A pod restart policy determines how OKD responds when Containers in that pod exit.
The policy applies to all Containers in that pod.
-
Always
- Tries restarting a successfully exited Container on the pod continuously, with an exponential back-off delay (10s, 20s, 40s) capped at 5 minutes. The default is Always
.
-
OnFailure
- Tries restarting a failed Container on the pod with an exponential back-off delay (10s, 20s, 40s) capped at 5 minutes.
-
Never
- Does not try to restart exited or failed Containers on the pod. Pods immediately fail and exit.
After the pod is bound to a node, the pod will never be bound to another node. This means that a controller is necessary in order for a pod to survive node failure:
Condition |
Controller Type |
Restart Policy |
Pods that are expected to terminate (such as batch computations) |
Job |
OnFailure or Never
|
Pods that are expected to not terminate (such as web servers) |
Replication controller |
Always .
|
Pods that must run one-per-machine |
Daemon set |
Any |
If a Container on a pod fails and the restart policy is set to OnFailure
, the pod stays on the node and the Container is restarted. If you do not want the Container to
restart, use a restart policy of Never
.
If an entire pod fails, OKD starts a new pod. Developers must address the possibility that applications might be restarted in a new pod. In particular,
applications must handle temporary files, locks, incomplete output, and so forth caused by previous runs.
|
Kubernetes architecture expects reliable endpoints from cloud providers. When a cloud provider is down, the kubelet prevents OKD from restarting.
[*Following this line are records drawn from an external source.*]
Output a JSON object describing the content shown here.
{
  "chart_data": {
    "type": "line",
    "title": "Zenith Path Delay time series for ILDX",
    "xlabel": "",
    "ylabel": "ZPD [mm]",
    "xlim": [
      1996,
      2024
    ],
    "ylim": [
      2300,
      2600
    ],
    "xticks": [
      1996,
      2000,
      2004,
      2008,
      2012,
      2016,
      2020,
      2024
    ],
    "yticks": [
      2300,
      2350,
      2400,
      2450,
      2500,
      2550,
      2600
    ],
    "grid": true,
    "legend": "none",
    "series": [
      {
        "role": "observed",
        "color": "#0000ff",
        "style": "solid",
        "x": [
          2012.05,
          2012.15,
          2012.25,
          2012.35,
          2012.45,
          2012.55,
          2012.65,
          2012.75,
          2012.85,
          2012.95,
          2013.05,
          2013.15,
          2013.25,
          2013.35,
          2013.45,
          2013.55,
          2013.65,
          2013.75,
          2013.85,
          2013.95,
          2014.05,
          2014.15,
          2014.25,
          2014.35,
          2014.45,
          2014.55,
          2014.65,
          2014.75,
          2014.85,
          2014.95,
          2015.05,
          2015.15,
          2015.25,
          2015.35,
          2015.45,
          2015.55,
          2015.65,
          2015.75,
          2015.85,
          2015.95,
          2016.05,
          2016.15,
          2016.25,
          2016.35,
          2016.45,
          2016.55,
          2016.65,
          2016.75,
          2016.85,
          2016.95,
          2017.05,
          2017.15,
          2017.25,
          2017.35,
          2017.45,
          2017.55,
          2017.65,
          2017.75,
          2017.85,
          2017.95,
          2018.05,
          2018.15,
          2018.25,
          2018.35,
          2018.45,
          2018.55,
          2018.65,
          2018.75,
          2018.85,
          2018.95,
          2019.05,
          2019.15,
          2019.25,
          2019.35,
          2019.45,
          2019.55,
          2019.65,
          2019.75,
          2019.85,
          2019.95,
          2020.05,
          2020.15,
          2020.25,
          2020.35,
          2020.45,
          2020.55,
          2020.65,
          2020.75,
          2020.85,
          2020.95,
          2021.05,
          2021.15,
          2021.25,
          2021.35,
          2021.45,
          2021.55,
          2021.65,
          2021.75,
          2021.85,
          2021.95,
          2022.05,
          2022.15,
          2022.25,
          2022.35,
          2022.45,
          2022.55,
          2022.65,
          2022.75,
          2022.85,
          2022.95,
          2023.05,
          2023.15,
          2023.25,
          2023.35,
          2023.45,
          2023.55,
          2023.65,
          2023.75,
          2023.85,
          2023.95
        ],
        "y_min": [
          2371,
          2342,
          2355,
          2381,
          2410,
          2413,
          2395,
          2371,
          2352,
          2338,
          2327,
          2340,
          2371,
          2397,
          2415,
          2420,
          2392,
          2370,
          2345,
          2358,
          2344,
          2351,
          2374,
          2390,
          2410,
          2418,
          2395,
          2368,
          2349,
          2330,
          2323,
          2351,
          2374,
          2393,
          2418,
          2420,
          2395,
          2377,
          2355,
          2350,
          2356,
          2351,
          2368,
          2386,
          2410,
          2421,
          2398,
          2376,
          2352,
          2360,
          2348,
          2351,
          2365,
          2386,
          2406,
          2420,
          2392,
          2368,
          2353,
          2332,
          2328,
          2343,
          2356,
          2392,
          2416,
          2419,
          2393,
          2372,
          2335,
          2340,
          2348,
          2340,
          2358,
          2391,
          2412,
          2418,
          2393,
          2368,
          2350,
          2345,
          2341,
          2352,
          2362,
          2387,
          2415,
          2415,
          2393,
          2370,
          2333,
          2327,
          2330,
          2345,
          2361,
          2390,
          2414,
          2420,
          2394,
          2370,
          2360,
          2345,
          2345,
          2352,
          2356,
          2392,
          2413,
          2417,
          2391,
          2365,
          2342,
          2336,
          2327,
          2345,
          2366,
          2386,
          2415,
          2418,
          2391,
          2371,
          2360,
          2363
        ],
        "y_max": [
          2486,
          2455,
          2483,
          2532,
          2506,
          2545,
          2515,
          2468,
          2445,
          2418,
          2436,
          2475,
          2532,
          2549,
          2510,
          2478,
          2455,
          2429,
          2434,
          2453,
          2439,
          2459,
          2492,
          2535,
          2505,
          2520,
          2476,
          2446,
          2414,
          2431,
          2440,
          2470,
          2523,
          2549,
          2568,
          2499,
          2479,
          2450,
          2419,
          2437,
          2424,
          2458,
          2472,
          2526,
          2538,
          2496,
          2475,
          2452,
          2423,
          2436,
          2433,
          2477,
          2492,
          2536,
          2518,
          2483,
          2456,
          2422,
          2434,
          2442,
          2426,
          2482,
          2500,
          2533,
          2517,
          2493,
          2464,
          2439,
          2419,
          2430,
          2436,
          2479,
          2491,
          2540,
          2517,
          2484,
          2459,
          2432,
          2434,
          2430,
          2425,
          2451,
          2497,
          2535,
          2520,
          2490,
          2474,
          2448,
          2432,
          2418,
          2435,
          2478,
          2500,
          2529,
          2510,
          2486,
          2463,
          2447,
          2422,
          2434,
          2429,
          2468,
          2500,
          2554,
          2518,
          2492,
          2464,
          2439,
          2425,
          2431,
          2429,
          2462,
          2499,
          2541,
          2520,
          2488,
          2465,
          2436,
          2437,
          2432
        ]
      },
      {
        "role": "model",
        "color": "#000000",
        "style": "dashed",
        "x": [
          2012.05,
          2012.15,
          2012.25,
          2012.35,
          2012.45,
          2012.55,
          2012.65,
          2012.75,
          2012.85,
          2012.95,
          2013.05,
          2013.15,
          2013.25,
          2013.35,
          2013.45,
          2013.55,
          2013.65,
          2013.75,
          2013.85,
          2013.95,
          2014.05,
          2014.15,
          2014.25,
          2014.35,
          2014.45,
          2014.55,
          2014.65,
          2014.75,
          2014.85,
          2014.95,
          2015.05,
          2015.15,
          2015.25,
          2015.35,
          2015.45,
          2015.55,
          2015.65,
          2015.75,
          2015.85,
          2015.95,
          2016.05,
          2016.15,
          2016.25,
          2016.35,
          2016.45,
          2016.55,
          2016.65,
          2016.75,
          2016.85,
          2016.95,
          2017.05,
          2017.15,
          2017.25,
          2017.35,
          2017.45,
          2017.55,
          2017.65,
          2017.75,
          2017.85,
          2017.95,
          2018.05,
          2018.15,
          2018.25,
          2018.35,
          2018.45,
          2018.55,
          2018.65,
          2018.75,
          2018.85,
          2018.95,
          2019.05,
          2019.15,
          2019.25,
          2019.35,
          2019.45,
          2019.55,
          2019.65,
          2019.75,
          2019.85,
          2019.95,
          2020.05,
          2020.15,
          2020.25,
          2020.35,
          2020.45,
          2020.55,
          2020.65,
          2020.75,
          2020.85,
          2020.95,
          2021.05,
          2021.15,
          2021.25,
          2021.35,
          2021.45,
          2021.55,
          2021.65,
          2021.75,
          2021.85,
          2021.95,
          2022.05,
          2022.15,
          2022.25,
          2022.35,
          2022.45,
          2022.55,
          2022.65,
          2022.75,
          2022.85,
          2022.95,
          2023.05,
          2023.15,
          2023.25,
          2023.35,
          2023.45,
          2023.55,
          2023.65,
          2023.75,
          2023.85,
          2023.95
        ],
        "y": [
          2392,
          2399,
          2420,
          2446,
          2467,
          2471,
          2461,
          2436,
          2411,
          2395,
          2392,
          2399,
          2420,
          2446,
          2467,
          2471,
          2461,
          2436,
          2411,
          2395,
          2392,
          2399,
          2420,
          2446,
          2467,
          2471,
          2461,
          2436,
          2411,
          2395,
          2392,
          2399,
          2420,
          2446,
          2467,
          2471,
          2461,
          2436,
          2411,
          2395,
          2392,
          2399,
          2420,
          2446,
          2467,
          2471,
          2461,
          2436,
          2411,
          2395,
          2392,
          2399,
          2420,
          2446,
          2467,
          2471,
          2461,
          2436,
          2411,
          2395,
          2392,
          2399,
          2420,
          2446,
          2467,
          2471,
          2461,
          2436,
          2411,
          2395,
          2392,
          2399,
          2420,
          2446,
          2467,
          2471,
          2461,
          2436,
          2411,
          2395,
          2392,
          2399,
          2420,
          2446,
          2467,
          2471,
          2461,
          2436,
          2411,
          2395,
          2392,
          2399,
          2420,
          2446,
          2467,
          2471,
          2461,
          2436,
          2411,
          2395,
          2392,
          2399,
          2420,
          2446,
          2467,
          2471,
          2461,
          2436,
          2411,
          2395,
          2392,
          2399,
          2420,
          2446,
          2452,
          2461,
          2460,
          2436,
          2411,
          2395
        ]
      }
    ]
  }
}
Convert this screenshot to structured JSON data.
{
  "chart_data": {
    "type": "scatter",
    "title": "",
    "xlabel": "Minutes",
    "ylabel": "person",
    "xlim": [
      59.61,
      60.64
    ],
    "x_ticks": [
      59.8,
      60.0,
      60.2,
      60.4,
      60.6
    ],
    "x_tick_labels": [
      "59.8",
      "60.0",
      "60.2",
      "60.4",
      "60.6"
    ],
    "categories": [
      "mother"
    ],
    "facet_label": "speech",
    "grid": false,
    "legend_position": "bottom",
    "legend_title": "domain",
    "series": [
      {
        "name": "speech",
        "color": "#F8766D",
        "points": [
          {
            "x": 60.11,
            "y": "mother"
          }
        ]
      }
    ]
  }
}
If the underlying cloud provider endpoints are not reliable, do not install a cluster using cloud provider integration. Install the cluster as if it was in a no-cloud environment. It is not recommended to toggle cloud provider integration on or off in an installed cluster.
|
For details on how OKD uses restart policy with failed Containers, see
the Example States in the Kubernetes documentation.